En revanche la charité publique va se manifester plus généreusement lors de calamités comme la peste de 1597 et de 1598 où les « pourchas » ont rapporté respectivement 8 996 livres parisis et 7 326 livres parisis au lieu de 6 000 livres parisis de l’année précédente.

De même de 1590 à 1629, chaque année 15 à 20 Lillois faisaient un legs par voie testamentaire à la Bourse ; de 1630 à 1649 il ne sont plus que 11 , 8 de 1650 à 1659 et 5 de 1660 à 1670.

Pourquoi cette diminution importante de la carité ? Peut-être le conflit franco espagnol y est pour quelque chose : Jean de le Barre nous dit en 1656 en parlant de Lille, sa ville natale : « les rentiers étoient puissans en revenus annuels, qui maintenant sont presque réduits sans aulcuns moiens et revenus ».

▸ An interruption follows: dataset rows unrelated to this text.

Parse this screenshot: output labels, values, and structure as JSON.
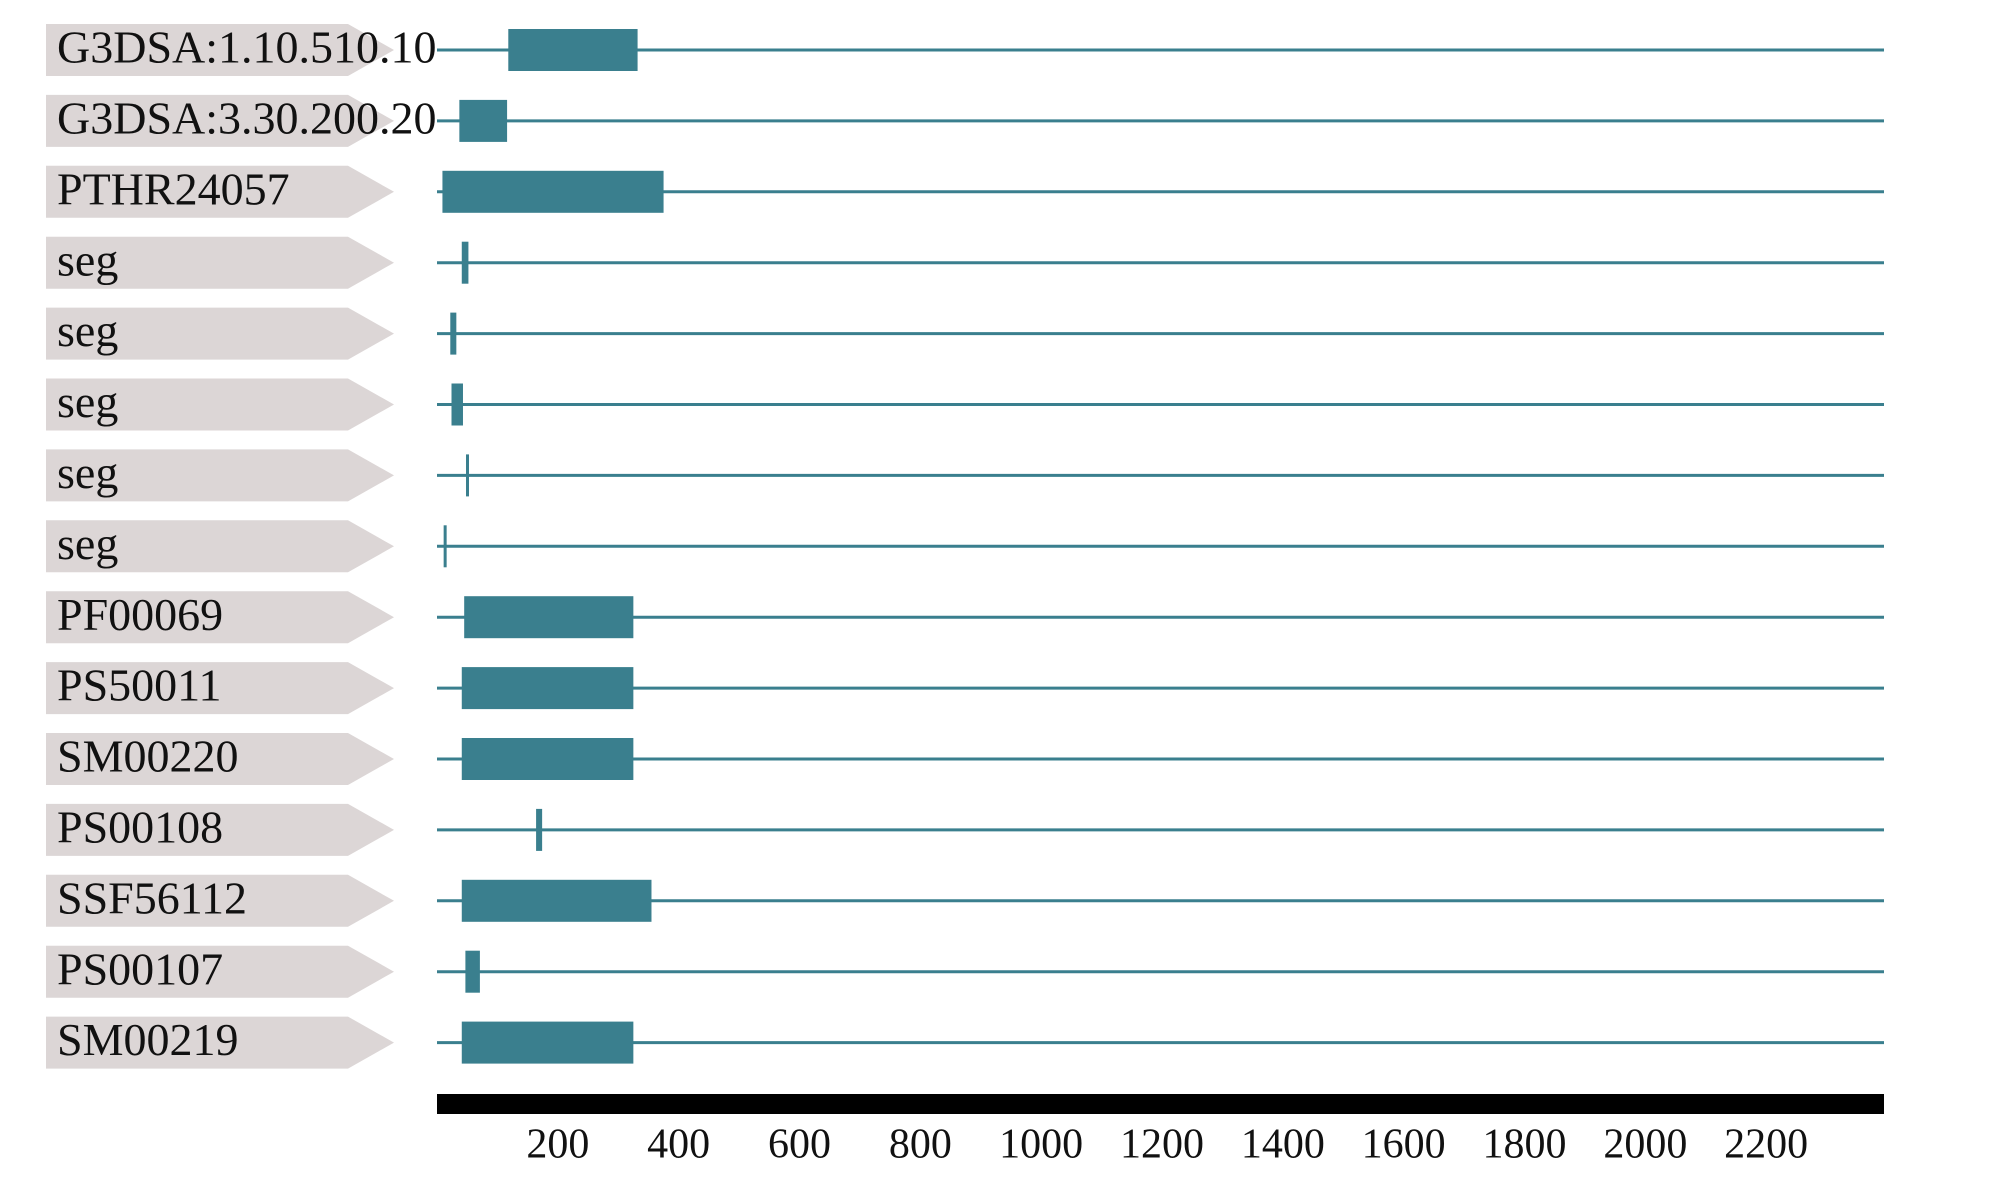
{
  "chart_data": {
    "type": "domains",
    "color": "#3a7f8e",
    "label_color": "#dcd6d6",
    "xlim": [
      0,
      2395
    ],
    "xticks": [
      200,
      400,
      600,
      800,
      1000,
      1200,
      1400,
      1600,
      1800,
      2000,
      2200
    ],
    "tracks": [
      {
        "name": "G3DSA:1.10.510.10",
        "start": 118,
        "end": 332
      },
      {
        "name": "G3DSA:3.30.200.20",
        "start": 37,
        "end": 116
      },
      {
        "name": "PTHR24057",
        "start": 9,
        "end": 375
      },
      {
        "name": "seg",
        "start": 41,
        "end": 52
      },
      {
        "name": "seg",
        "start": 22,
        "end": 32
      },
      {
        "name": "seg",
        "start": 24,
        "end": 43
      },
      {
        "name": "seg",
        "start": 48,
        "end": 52
      },
      {
        "name": "seg",
        "start": 11,
        "end": 15
      },
      {
        "name": "PF00069",
        "start": 45,
        "end": 325
      },
      {
        "name": "PS50011",
        "start": 41,
        "end": 325
      },
      {
        "name": "SM00220",
        "start": 41,
        "end": 325
      },
      {
        "name": "PS00108",
        "start": 164,
        "end": 174
      },
      {
        "name": "SSF56112",
        "start": 41,
        "end": 355
      },
      {
        "name": "PS00107",
        "start": 47,
        "end": 71
      },
      {
        "name": "SM00219",
        "start": 41,
        "end": 325
      }
    ]
  }
}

Notons tout de même qu’en 80 ans ces généreux donateurs ont fourni près de 265 000 livres parisis à la Bourse qui a pu placer une partie de ce capital en rentes.

 

Nature des secours

La table des pauvres et la bourse commune des pauvres venaient au secours des personnes sans ressources, du placement des vieillards et des orphelins que l’on mettait en pension chez des particuliers, du placement des filles « débiles » chez les Repenties, de l’achat de draps et souliers, de l’instruction des enfants pauvres et des soins médicaux gratuits. Il ne fallait pas en oublier car des indigents ont quand même intenté des actions en justice contre des « pauvretés » qui les avaient écartés de leurs secours…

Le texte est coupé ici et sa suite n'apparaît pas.